Gerade der letzte Punkt ist für den Australier zentral. Hawke ist bekennender Christ und ein Gegner der Ehe zwischen Gleichgeschlechtlichen. Er sieht die Familie als Grundstein der Gesellschaft und glaubt diese durch die Ehe zwischen Gleichgeschlechtlichen bedroht. Als das australische Parlament 2017 über die Öffnung der Ehe abstimmte, enthielt er sich seiner Stimme. 2018 unterstützte er den Vorschlag, wonach religiöse Schulen homo- oder bisexuelle Schüler ausschliessen dürfen sollen. Er erklärte, dass gläubige Menschen in Australien mittlerweile ständig attackiert würden.

Als 2020 mit der Labor-Politikerin Anne Aly erstmals eine Frau muslimischen Glaubens ins australische Parlament gewählt wurde, warf Hawke ihr vor, sie glaube, «ihre Diversität sei besser als die Diversität anderer Menschen» – im Verweis darauf, dass die meisten australischen Politiker Wurzeln anderswo hätten. Als diese Aussage mit Empörung aufgefasst wurde, warf Hawke der linken Labor Party «gespielte Empörung und falsche Rassismus-Vorwürfe» vor.

Hawke unterstützte eine Motion, welches das australische Budget für Auslandshilfe reduzierte. Und er ist der Ansicht, dass der Kampf gegen den Klimawandel nicht die Aufgabe der Regierung sei.

Enger Vertrauter des Premierministers

Als Teil der Liberal Party steht Hawke auch für geschlossene Grenzen.
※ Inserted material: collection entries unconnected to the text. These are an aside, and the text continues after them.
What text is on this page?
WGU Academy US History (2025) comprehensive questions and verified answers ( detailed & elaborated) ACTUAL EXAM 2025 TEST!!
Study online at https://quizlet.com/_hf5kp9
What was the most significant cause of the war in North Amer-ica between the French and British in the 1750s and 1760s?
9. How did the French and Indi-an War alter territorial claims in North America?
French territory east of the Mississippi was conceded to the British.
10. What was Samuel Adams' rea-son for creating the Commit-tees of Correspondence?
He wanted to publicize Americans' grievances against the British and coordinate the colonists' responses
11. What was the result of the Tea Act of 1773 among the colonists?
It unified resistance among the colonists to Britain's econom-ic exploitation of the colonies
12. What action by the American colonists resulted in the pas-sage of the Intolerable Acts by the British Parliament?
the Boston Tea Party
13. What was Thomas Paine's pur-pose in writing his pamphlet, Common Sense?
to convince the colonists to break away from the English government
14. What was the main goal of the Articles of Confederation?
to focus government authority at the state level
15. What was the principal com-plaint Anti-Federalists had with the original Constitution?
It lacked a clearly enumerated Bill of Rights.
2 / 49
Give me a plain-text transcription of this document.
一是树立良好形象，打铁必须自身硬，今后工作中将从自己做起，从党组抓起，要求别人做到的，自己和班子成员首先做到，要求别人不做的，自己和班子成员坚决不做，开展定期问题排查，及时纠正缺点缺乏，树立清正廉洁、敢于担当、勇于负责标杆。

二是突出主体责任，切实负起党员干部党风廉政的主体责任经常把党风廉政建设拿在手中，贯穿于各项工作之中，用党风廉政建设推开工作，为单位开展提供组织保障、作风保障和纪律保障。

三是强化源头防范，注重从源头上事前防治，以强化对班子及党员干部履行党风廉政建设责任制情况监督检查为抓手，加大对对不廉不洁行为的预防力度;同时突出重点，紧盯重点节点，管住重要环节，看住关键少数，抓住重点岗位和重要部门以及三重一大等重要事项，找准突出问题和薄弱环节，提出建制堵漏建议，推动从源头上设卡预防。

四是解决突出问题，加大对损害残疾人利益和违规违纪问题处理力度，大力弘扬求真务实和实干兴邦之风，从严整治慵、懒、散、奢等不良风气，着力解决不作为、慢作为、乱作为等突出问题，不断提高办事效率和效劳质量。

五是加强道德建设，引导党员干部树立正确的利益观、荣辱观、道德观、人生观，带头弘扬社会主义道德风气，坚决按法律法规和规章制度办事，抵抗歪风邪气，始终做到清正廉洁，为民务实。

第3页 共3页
Die Partei befürwortet starke Grenzkontrollen, die auch Boote mit Migranten an Bord stoppen sollen. Im Zuge der Djokovic-Affäre witzelt die linke Labor Party nun, Hawke und seine Partei hätten die Kontrolle über die australischen Grenzen verloren – für einen konservativen Politiker wie Hawke dürfte sich dies wie ein Schlag ins Gesicht anfühlen.

Der Minister für Migration gilt als enger Vertrauter von Premierminister Scott Morrison. Die beiden gelten auch als privat gut befreundet. Sie sind gemeinsam in einer Bibelstudiengruppe, die sich einmal in der Woche trifft.

Hawke sagt: «Ich glaube fest an die Ideen von Gnade, Vergebung, Erlösung und einer zweiten Chance – christliche Werte, die unsere Welt menschlicher und bewohnbarer machen.» Ob er auch Novak Djokovic eine zweite Chance gibt, wird sich in den nächsten Tagen zeigen.